Perhaps therefore, it is time for a radical change. As such, I have drawn up a list of possible alternatives to the current system of examinations:
1) Grade or No Grade. 15 unmarked, red boxes are selected at random by a pupil. Each box contains a grade. The aim is to 'hold on' to the highest grade until the end. The pupil will be periodically phoned by the examiner who will offer a grade that can be accepted (thus ending the exam) or refused (forcing the exam to continue).
2) Stealth Examinations. Pupils have no set exam date or time. Instead, examiners dressed as ninjas will 'jump' the pupil at some point in their day to day lives (in Tesco for instance). After being wrestled to the ground the pupil will be asked a series of questions relating to their chosen subjects.
3) Subject 'rap battle'. Pupils are partnered with an examiner where they have to rap for 3 minutes on a particular subject. For instance 'The character of Lennie in 'Of Mice and Men' is considered to be weak by other characters in the novel. Bring it'. The cypher (or as it used to be known 'the exam board') award marks for originality and rhyme. A*s are only given out if the examiner leaves the stage in tears.

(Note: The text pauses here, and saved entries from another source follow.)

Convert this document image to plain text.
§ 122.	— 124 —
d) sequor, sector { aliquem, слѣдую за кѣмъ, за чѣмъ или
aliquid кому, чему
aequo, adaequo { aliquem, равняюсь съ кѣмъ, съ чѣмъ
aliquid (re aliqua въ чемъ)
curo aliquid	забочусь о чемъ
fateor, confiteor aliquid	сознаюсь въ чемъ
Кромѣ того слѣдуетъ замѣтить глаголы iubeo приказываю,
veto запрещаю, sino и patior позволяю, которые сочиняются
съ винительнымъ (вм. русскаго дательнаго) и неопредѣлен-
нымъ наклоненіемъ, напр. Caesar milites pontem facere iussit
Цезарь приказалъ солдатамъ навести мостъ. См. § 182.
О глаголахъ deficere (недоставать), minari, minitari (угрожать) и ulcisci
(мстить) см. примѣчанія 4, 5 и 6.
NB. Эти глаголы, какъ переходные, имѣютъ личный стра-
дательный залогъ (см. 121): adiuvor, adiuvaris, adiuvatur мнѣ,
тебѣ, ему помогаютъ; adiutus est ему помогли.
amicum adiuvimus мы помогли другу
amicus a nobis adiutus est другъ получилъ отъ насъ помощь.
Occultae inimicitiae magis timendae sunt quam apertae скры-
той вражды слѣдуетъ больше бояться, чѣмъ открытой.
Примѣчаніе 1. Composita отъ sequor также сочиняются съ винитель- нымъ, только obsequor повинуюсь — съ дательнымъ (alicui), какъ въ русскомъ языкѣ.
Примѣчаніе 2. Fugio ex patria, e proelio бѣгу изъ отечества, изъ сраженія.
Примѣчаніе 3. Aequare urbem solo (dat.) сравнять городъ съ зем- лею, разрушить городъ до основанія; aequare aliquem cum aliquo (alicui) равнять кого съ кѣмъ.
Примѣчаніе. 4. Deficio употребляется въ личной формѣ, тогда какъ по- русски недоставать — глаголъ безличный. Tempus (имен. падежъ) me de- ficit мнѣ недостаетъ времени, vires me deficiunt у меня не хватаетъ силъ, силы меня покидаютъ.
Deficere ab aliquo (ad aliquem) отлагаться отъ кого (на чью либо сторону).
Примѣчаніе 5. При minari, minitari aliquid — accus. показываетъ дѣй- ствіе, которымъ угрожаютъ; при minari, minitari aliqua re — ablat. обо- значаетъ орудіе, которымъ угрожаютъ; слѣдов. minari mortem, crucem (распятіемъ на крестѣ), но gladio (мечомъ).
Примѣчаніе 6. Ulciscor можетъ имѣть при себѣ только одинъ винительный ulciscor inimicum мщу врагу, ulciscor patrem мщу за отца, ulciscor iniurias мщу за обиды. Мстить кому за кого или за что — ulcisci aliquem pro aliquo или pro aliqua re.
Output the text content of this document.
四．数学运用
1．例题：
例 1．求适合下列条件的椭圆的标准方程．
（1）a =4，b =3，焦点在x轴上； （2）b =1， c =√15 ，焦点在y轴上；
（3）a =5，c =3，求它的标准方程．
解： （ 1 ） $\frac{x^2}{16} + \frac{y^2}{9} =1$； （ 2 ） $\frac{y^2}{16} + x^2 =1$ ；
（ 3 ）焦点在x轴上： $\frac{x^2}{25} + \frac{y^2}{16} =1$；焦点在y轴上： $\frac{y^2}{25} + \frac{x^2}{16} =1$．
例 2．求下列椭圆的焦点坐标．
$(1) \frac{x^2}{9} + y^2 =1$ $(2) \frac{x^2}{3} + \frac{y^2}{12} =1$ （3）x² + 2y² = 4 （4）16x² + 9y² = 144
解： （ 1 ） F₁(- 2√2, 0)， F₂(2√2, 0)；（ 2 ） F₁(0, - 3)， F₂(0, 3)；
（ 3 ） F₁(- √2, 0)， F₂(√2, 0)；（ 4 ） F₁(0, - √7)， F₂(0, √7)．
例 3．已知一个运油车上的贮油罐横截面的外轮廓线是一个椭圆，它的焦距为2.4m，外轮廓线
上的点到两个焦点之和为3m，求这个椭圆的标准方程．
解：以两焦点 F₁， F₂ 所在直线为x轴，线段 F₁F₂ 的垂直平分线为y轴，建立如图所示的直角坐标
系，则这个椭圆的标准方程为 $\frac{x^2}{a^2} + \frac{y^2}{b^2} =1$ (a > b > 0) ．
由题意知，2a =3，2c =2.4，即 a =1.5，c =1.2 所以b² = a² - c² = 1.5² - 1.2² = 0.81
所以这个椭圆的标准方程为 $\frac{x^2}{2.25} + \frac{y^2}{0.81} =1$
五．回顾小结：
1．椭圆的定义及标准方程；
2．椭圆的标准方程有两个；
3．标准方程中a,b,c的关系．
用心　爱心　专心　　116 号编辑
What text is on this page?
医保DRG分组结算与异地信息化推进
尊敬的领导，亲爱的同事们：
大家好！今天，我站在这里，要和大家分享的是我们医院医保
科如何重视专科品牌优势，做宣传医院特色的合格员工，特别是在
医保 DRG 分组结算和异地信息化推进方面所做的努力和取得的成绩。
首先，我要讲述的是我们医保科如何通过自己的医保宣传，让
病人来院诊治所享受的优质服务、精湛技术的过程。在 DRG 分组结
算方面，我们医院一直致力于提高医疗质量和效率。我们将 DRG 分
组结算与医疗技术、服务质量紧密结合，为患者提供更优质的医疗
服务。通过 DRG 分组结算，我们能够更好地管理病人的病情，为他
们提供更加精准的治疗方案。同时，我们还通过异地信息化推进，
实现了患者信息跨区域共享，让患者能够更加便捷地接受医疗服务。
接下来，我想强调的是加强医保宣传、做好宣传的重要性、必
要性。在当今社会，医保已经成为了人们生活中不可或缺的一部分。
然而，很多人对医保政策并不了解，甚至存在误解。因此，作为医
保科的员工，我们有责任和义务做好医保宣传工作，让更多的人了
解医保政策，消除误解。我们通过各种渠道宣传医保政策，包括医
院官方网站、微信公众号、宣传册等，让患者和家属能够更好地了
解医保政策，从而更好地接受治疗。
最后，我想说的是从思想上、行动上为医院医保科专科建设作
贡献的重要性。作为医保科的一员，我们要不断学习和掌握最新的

4) Practical exams. Pupils are given a 1972 Austin Maxi and a copy of a Heynes Manual for 2001 Renault Clio (mk 2) and have to fudge some repairs. Extra marks awarded for inwardly whistling between the teeth, shaking the head and saying 'it's gonna be a nightmare job my darlin'. You're lookin' at at least three-hundred quid, love'.
5) Drama. Pupils are forced to consume copious amounts of alcohol and then are dropped off at home. Grades are awarded based on the perceived severity of the punishment meted out by parents in a descending scale. To wit, a three week grounding will result in a C. An A* is awarded if the pupil escapes with no punishment - it would be felt that they had acted their way clear of parental retribution.
I believe that the above would actually help our pupils to develop the skills they need to get on in adult life. Namely: blind luck, quick thinking, analytical thought, problem solving and bullshitting your way out of impossible situations.
I will be recommending these changes to the government post-haste.